JOHN DICKERSON: Speaking of playing catch up, so there is now somebody in your old jobs. The administration has a lot of players on the field. Give me your assessment of the Biden administration's cybersecurity team, and I'll throw in there something Garrett Graff in Wired wrote about, which is maybe they got so many people on the field, it's going to be hard for everybody to stay coordinated.

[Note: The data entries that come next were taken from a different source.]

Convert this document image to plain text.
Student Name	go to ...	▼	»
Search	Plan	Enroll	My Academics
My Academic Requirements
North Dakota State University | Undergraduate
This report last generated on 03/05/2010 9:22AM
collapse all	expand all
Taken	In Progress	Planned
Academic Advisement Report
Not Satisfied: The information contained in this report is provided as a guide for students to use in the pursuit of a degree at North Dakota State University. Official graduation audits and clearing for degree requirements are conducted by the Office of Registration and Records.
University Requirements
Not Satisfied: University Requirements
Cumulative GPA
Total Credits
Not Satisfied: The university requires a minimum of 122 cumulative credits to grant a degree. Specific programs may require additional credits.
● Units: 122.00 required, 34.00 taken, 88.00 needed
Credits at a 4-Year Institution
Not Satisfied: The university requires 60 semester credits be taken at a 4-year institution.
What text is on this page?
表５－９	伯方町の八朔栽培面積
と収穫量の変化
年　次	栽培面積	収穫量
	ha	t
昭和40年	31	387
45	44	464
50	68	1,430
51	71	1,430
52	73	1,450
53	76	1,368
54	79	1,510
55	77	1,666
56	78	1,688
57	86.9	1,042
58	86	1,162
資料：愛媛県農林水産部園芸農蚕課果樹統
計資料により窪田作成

CHRIS KREBS: So they have an impressive team. Jen Easterly just came in, was confirmed earlier this week. They also have Chris Inglis, who's the new first national cyber director. You have Anne Neuberger in the White House. You have Rob Joyce at the National Security Agency. It's a it's a it's almost an embarrassment of riches from a capability perspective and kind of going from the last administration, which was, you know, a much smaller set of cyber experts. There's going to be some adjustments. But CISA, my old agency now Jen Easterly's agency, is the front door for private sector engagement with the US government. And I really look forward to her in that team continuing to move the ball forward on improving cyber defenses here domestically.
JOHN DICKERSON: All right, Chris Krebs''s we're out of time. We're going to be talking to you a lot more about this issue. So we really appreciate it. Thank you.